Les IPLC du Népal ont demandé aux fonctionnaires de réviser le NBSAP afin d’intégrer les questions autochtones dans les objectifs et les indicateurs nationaux. Ils demandent que cette révision reconnaisse et intègre leurs connaissances et leurs droits traditionnels, tout en reconnaissant les peuples autochtones comme des détenteurs de droits et non comme de simples parties prenantes.

Une femme emmène des chèvres paître dans la jungle à Jimling, Korak, Rapti Municipality -11, district de Chitwan au Népal. Photo de l'auteur. Utilisée avec permission.
Défis et contraintes actuels
On estime que 65 % des terres ancestrales des peuples autochtones sont aujourd'hui occupées par des zones protégées, telles que des parcs nationaux et des réserves de faune et de flore, qui ont contraint les communautés autochtones à quitter leurs terres. Au Népal, les lois, les réglementations et les politiques sont de plus en plus favorables aux entreprises plutôt qu'aux populations autochtones.
Pour en savoir plus : « Do national parks and wildlife conservation regulations in Nepal benefit Indigenous people ? » (Les parcs nationaux et les réglementations relatives à la conservation de la faune et de la flore au Népal profitent-ils aux populations autochtones ?)
Par exemple, l'approbation de la politique sur la « construction d'infrastructures physiques à l'intérieur des zones protégées » en janvier 2024 permet aux promoteurs de projets hydroélectriques de construire des projets entièrement à l'intérieur des zones protégées, de libérer un minimum d'eau pendant la saison sèche et d'acquérir des terres plus facilement. Les politiques forestières du gouvernement et la loi sur les parcs nationaux ne soutiennent souvent pas les peuples autochtones, limitant parfois leur accès à des ressources essentielles.

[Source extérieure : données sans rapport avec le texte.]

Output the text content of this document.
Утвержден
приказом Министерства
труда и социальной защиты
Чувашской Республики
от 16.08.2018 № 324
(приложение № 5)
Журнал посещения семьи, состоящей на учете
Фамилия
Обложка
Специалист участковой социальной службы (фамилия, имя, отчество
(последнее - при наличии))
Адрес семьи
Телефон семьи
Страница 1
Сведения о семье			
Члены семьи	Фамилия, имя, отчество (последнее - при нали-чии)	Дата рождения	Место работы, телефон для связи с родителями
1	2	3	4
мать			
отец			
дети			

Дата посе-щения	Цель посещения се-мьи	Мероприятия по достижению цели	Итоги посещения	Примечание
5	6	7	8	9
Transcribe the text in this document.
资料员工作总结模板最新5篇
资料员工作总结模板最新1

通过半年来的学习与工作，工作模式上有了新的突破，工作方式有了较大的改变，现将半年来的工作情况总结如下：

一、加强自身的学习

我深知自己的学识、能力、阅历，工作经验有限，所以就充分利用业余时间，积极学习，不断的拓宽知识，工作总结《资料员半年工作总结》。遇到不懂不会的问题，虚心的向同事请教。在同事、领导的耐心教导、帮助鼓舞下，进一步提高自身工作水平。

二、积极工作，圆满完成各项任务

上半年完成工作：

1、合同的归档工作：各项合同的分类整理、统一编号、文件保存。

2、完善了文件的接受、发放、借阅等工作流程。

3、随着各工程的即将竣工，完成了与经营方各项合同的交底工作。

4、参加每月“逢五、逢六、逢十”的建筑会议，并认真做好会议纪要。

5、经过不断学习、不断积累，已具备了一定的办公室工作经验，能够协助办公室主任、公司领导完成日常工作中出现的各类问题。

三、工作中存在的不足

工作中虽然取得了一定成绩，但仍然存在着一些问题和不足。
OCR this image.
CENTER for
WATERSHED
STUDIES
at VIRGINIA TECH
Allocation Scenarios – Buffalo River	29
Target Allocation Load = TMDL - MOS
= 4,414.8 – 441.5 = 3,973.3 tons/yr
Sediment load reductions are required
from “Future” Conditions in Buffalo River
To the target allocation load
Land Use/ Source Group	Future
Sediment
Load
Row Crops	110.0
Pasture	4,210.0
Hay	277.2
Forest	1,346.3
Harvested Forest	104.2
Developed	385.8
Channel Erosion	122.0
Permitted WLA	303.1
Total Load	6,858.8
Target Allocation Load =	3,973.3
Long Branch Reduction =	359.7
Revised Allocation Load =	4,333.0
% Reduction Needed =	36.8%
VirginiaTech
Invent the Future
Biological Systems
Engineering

En outre, les récits entourant le développement ont évolué, les peuples autochtones étant présentés comme « anti-développement », ce qui marginalise encore davantage leur voix et ne tient pas compte de leur point de vue sur la croissance durable.
Les problèmes rencontrés par les peuples autochtones sont encore exacerbés par des politiques contradictoires entre les trois niveaux de gouvernement au Népal. Par exemple, le gouvernement fédéral conserve l'autorité exclusive sur les parcs nationaux et les réserves naturelles, tandis que la gestion des forêts nationales relève de la compétence des provinces. Cette division peut entraîner des conflits lorsque les gouvernements locaux tentent de mettre en œuvre des mesures de conservation qui contredisent les politiques fédérales, en particulier lorsque les priorités locales diffèrent des objectifs nationaux.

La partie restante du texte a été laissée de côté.